This post is the first of a series on navigating the personal statement.

It’s by the author of A Comprehensive Guide to the Law School Personal Statement, Margaret Klein, PhD, a personal statement editor.


It has to answer the question: “Why Law School?”

Remember writing your personal statement for undergraduate admissions? There was a huge amount of latitude about the topic. People wrote about their travels, about their moral dilemmas, about their love of opera— anything that demonstrates positive personal and intellectual qualities works.

High school seniors can write about (almost) anything because they are not expected to know where they are headed. Undergraduate education is all about exploration. So, for incoming students, there is no pressure to name their future major, and certainly not their future career.
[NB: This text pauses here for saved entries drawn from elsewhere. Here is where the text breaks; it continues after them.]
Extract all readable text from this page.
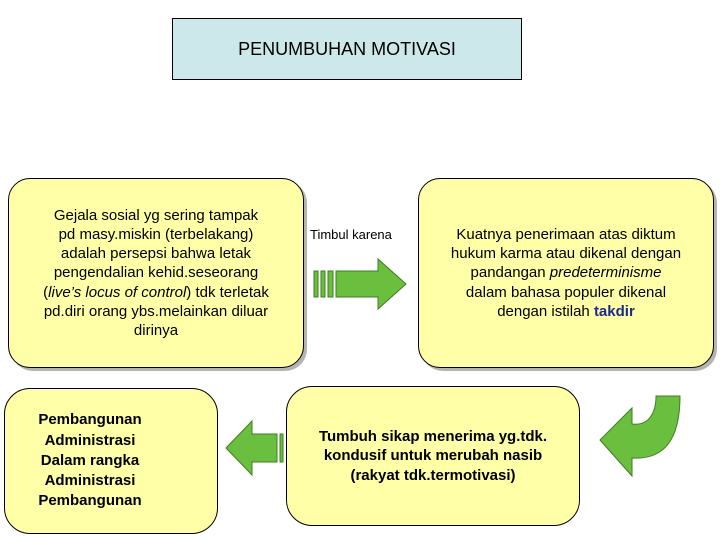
PENUMBUHAN MOTIVASI
Gejala sosial yg sering tampak
pd masy.miskin (terbelakang)
adalah persepsi bahwa letak
pengendalian kehid.seseorang
(live’s locus of control) tdk terletak
pd.diri orang ybs.melainkan diluar
dirinya
Timbul karena	Kuatnya penerimaan atas diktum
hukum karma atau dikenal dengan
pandangan predeterminisme
dalam bahasa populer dikenal
dengan istilah takdir
Tumbuh sikap menerima yg.tdk.
kondusif untuk merubah nasib
(rakyat tdk.termotivasi)
Pembangunan
Administrasi
Dalam rangka
Administrasi
Pembangunan
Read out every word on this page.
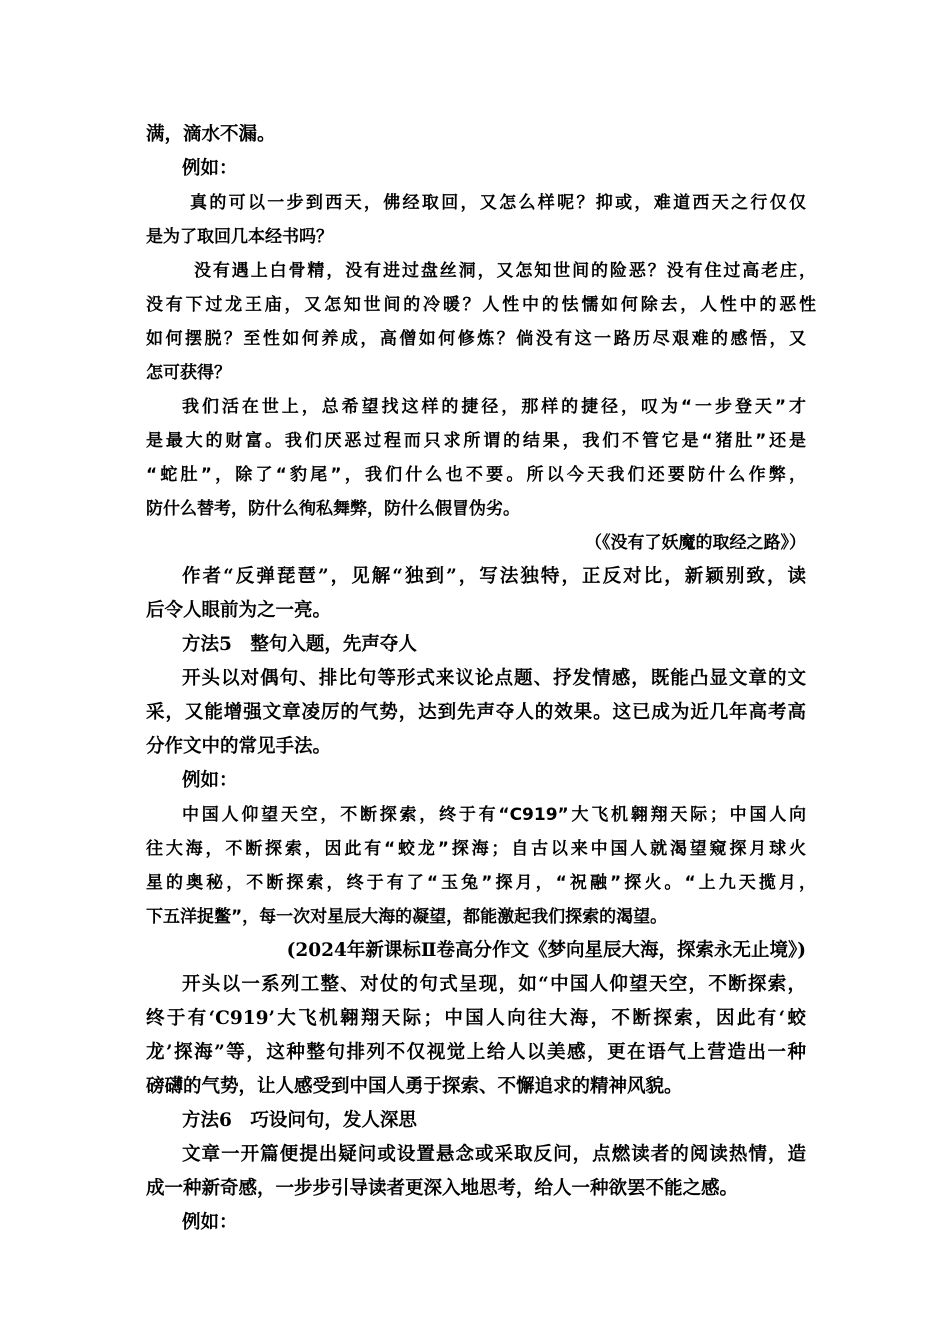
满，滴水不漏。
例如：
真的可以一步到西天，佛经取回，又怎么样呢？抑或，难道西天之行仅仅
是为了取回几本经书吗？
没有遇上白骨精，没有进过盘丝洞，又怎知世间的险恶？没有住过高老庄，
没有下过龙王庙，又怎知世间的冷暖？人性中的怯懦如何除去，人性中的恶性
如何摆脱？至性如何养成，高僧如何修炼？倘没有这一路历尽艰难的感悟，又
怎可获得？
我们活在世上，总希望找这样的捷径，那样的捷径，叹为“一步登天”才
是最大的财富。我们厌恶过程而只求所谓的结果，我们不管它是“猪肚”还是
“蛇肚”，除了“豹尾”，我们什么也不要。所以今天我们还要防什么作弊，
防什么替考，防什么徇私舞弊，防什么假冒伪劣。
（《没有了妖魔的取经之路》）
作者“反弹琵琶”，见解“独到”，写法独特，正反对比，新颖别致，读
后令人眼前为之一亮。
方法5　整句入题，先声夺人
开头以对偶句、排比句等形式来议论点题、抒发情感，既能凸显文章的文
采，又能增强文章凌厉的气势，达到先声夺人的效果。这已成为近几年高考高
分作文中的常见手法。
例如：
中国人仰望天空，不断探索，终于有“C919”大飞机翱翔天际；中国人向
往大海，不断探索，因此有“蛟龙”探海；自古以来中国人就渴望窥探月球火
星的奥秘，不断探索，终于有了“玉兔”探月，“祝融”探火。“上九天揽月，
下五洋捉鳖”，每一次对星辰大海的凝望，都能激起我们探索的渴望。
(2024年新课标Ⅱ卷高分作文《梦向星辰大海，探索永无止境》)
开头以一系列工整、对仗的句式呈现，如“中国人仰望天空，不断探索，
终于有‘C919’大飞机翱翔天际；中国人向往大海，不断探索，因此有‘蛟
龙’探海”等，这种整句排列不仅视觉上给人以美感，更在语气上营造出一种
磅礴的气势，让人感受到中国人勇于探索、不懈追求的精神风貌。
方法6　巧设问句，发人深思
文章一开篇便提出疑问或设置悬念或采取反问，点燃读者的阅读热情，造
成一种新奇感，一步步引导读者更深入地思考，给人一种欲罢不能之感。
例如：
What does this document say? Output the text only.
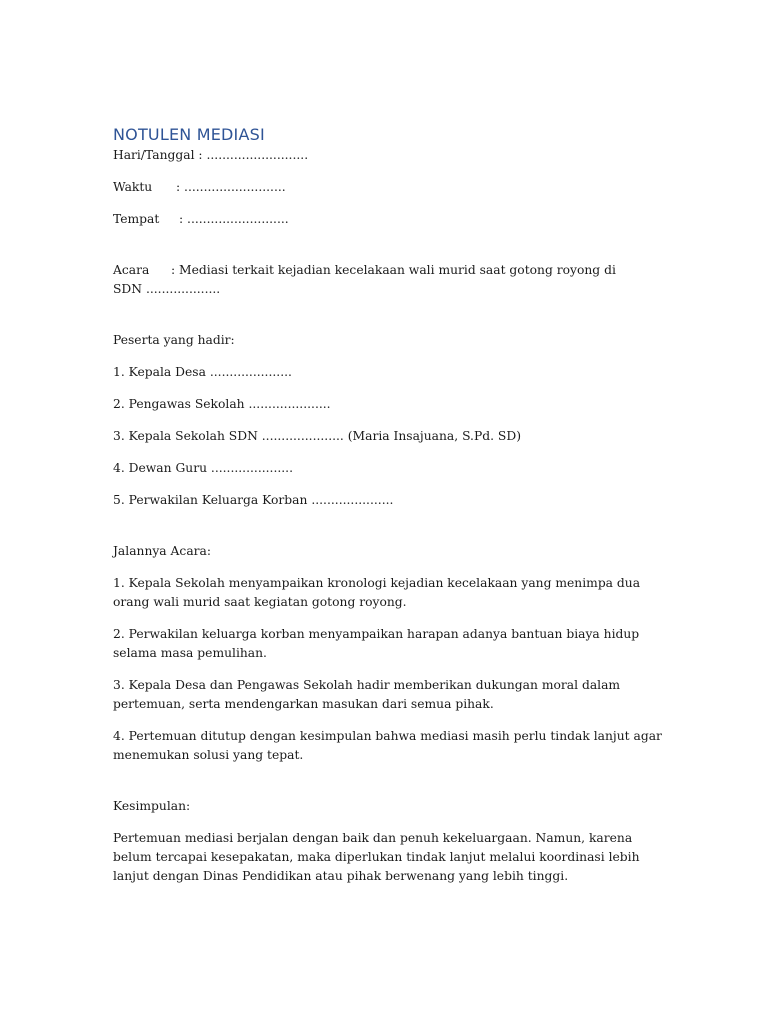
NOTULEN MEDIASI

Hari/Tanggal : ..........................

Waktu : ..........................

Tempat : ..........................

Acara : Mediasi terkait kejadian kecelakaan wali murid saat gotong royong di

SDN ...................

Peserta yang hadir:

1. Kepala Desa .....................

2. Pengawas Sekolah .....................

3. Kepala Sekolah SDN ..................... (Maria Insajuana, S.Pd. SD)

4. Dewan Guru .....................

5. Perwakilan Keluarga Korban .....................

Jalannya Acara:

1. Kepala Sekolah menyampaikan kronologi kejadian kecelakaan yang menimpa dua orang wali murid saat kegiatan gotong royong.

2. Perwakilan keluarga korban menyampaikan harapan adanya bantuan biaya hidup selama masa pemulihan.

3. Kepala Desa dan Pengawas Sekolah hadir memberikan dukungan moral dalam pertemuan, serta mendengarkan masukan dari semua pihak.

4. Pertemuan ditutup dengan kesimpulan bahwa mediasi masih perlu tindak lanjut agar menemukan solusi yang tepat.

Kesimpulan:

Pertemuan mediasi berjalan dengan baik dan penuh kekeluargaan. Namun, karena belum tercapai kesepakatan, maka diperlukan tindak lanjut melalui koordinasi lebih lanjut dengan Dinas Pendidikan atau pihak berwenang yang lebih tinggi.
Law school personal statements are different. Law school is not a time of educational and personal exploration– it is a professional training program. For this reason, every excellent law school personal statement tells the story of why the applicant wants a legal education.

This does not mean that the law school personal statements have to be dry or boring, and they should definitely not begin with “I want to go to law school because…” In fact, the best personal statements are both exciting and explain why the applicant wants to be a lawyer!

Take, for example, the personal statement of a former professional athlete I worked with, who wrote about how his league did not provide adequate care and compensation to injured and disabled athletes, and that he wanted to return to sports as a lawyer for injured players. Or the woman who wrote that having had family members die in Holocaust had made her preoccupied with issues of human rights– going to law school would allow her to put her knowledge into action. These topics are personal, gripping, and they explain to the admissions officer why you are applying.

Any major life decision, like the decision to become a lawyer, has a back story, and those stories are usually pretty interesting! Your job is to articulate your story. When I begin working with private clients, I direct them to be totally honest, and then I ask: “Why do you want to go to law school?” The conversation evolves from there, as I get a sense for the applicant, from the perspective of their law-school ambitions.

So, have a discussion with a friend or family member about your motivations. Be honest. Take notes. There are infinite possible motivations that can turn into essays. For example, having had mentors who were lawyers, wanting to pursue a certain area in law that appeals to you, or having a certain mental style or skills (such as an eye for detail, a love of logical argumentation, etc.) that will help you in the profession. Obviously, there is a reason that you are applying to law school, you just need to articulate what that is, and tell its story!